Key Skills: Numpy, SQL, Pandas, Python, Data Engineer, AWS, Airflow
Roles and Responsibilities:
- Design and implement end-to-end data pipelines using Python and Airflow, ensuring efficient scheduling, orchestration, and dependency management for complex workflows.
- Develop high-performance SQL queries for data extraction, transformation, and reporting, focusing on query optimization and scalability across large datasets.
- Automate and modularize ETL processes leveraging Python scripting and reusable Airflow DAG components, adhering to best practices in software engineering and data governance.
- Work with AWS cloud services (S3, Glue, Redshift, Aurora RDS, CloudWatch) to enable scalable, secure, and cloud-native data processing and storage solutions.
- Integrate and transform data from multiple sources such as Alteryx, PostgreSQL, Oracle, and PL/SQL into unified data models to support analytics and reporting needs.
- Oversee the work of junior data engineers and mentor them.
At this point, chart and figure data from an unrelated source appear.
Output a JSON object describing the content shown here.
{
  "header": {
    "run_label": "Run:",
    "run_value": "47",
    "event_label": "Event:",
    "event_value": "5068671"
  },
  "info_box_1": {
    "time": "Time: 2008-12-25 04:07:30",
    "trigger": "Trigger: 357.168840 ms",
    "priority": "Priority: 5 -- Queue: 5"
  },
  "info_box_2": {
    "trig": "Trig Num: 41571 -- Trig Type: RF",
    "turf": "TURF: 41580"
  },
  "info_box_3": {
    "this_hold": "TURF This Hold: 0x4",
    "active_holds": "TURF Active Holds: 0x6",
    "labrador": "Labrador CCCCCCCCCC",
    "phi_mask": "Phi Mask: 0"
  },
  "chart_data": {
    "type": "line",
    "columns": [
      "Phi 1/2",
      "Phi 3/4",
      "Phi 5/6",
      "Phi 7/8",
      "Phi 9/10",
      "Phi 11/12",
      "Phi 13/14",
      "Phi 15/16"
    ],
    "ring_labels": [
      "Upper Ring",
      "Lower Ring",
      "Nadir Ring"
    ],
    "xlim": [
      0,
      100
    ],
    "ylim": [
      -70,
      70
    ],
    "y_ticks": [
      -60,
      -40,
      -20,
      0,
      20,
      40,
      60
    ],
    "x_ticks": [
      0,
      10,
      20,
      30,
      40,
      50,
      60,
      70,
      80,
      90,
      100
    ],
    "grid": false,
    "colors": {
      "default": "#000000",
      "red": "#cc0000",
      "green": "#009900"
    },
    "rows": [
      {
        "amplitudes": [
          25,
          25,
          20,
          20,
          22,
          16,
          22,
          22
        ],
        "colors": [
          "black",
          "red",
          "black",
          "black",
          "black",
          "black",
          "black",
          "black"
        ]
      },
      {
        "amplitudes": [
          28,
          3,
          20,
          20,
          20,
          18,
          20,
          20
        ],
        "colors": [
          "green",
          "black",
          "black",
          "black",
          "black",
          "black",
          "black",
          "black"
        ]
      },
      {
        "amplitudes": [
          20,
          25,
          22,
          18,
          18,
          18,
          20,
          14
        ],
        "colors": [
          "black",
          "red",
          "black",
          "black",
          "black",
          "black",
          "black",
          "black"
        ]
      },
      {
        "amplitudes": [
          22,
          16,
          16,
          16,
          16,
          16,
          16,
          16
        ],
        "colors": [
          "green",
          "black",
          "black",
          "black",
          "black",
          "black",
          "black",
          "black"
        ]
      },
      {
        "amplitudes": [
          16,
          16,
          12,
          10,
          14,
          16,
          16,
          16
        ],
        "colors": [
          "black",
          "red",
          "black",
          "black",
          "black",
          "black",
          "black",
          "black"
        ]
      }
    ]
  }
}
- Identify, design, and implement internal process improvements: automating manual processes, optimizing data delivery, and redesigning infrastructure for greater scalability.
- Build analytics tools that utilize the data pipeline to provide actionable insights into customer acquisition, operational efficiency, and other key business performance metrics.
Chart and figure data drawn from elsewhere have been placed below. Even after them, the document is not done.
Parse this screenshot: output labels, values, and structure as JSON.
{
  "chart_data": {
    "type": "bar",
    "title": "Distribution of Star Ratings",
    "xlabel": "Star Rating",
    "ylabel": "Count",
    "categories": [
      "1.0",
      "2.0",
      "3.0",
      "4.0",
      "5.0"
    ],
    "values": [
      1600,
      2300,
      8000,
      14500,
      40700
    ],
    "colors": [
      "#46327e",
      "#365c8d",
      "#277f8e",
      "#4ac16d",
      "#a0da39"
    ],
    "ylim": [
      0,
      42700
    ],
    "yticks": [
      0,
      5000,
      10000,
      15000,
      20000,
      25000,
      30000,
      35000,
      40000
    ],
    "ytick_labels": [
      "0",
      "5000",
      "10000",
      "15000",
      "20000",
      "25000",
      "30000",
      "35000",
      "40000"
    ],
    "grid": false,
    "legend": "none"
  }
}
- Collaborate with stakeholders including Product, Business Analysts, Data Science, and Design teams to assist with data-related technical issues and support their data infrastructure needs.
- Ensure data security and compliance across national boundaries through multiple data centers and AWS regions.
Skills Required:
- Numpy
- Pandas
- Python
- SQL
- Data Engineering
- Good to have - AWS (S3, Glue, Redshift, Aurora RDS, CloudWatch)
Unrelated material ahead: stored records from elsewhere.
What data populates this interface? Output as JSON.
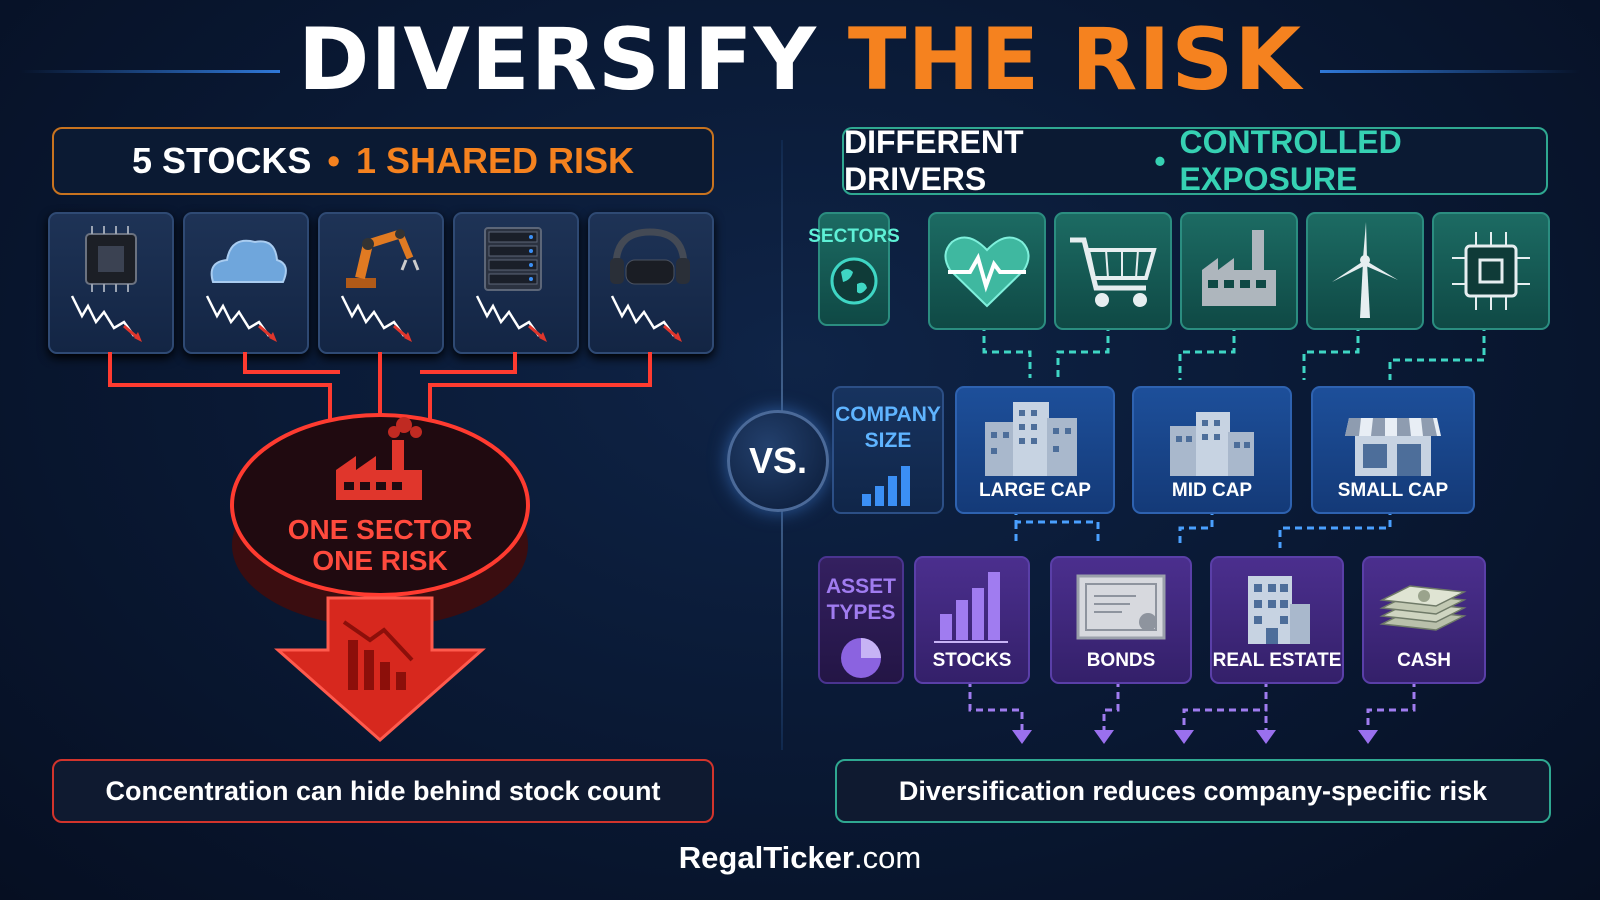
{
  "title": {
    "part1": "DIVERSIFY",
    "part2": "THE RISK"
  },
  "left": {
    "header": {
      "part1": "5 STOCKS",
      "separator": "•",
      "part2": "1 SHARED RISK"
    },
    "stocks": [
      {
        "icon": "microchip-icon"
      },
      {
        "icon": "cloud-icon"
      },
      {
        "icon": "robot-arm-icon"
      },
      {
        "icon": "server-icon"
      },
      {
        "icon": "vr-headset-icon"
      }
    ],
    "risk_line1": "ONE SECTOR",
    "risk_line2": "ONE RISK",
    "footer": "Concentration can hide behind stock count"
  },
  "vs": "VS.",
  "right": {
    "header": {
      "part1": "DIFFERENT DRIVERS",
      "separator": "•",
      "part2": "CONTROLLED EXPOSURE"
    },
    "sectors": {
      "label": "SECTORS",
      "items": [
        {
          "icon": "heart-pulse-icon"
        },
        {
          "icon": "shopping-cart-icon"
        },
        {
          "icon": "factory-icon"
        },
        {
          "icon": "wind-turbine-icon"
        },
        {
          "icon": "circuit-chip-icon"
        }
      ]
    },
    "company_size": {
      "label_line1": "COMPANY",
      "label_line2": "SIZE",
      "items": [
        {
          "label": "LARGE CAP"
        },
        {
          "label": "MID CAP"
        },
        {
          "label": "SMALL CAP"
        }
      ]
    },
    "asset_types": {
      "label_line1": "ASSET",
      "label_line2": "TYPES",
      "items": [
        {
          "label": "STOCKS"
        },
        {
          "label": "BONDS"
        },
        {
          "label": "REAL ESTATE"
        },
        {
          "label": "CASH"
        }
      ]
    },
    "footer": "Diversification reduces company-specific risk"
  },
  "brand": {
    "name": "RegalTicker",
    "domain": ".com"
  },
  "colors": {
    "orange": "#f5821f",
    "teal": "#36d1b3",
    "red": "#e0362c",
    "purple": "#8b63e0",
    "blue": "#2e62b0"
  }
}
- Good to have - Airflow (DAG creation, orchestration, workflow management)
- Databricks (AWS environment)
- ETL Development & Automation
- Query Optimization & Performance Tuning
- Data Pipeline Design & Monitoring
- Data Integration (Alteryx, PostgreSQL, Oracle, PL/SQL)
- Data Security & Compliance Management
- Cloud-Native Data Processing Solutions
- Process Improvement & Automation Skills
- Analytics Tool Development
- Stakeholder Collaboration (Product, BA, Data Science, Design teams)
- Mentoring & Leadership of Junior Engineers
Education: Bachelor's degree in any STEM-based field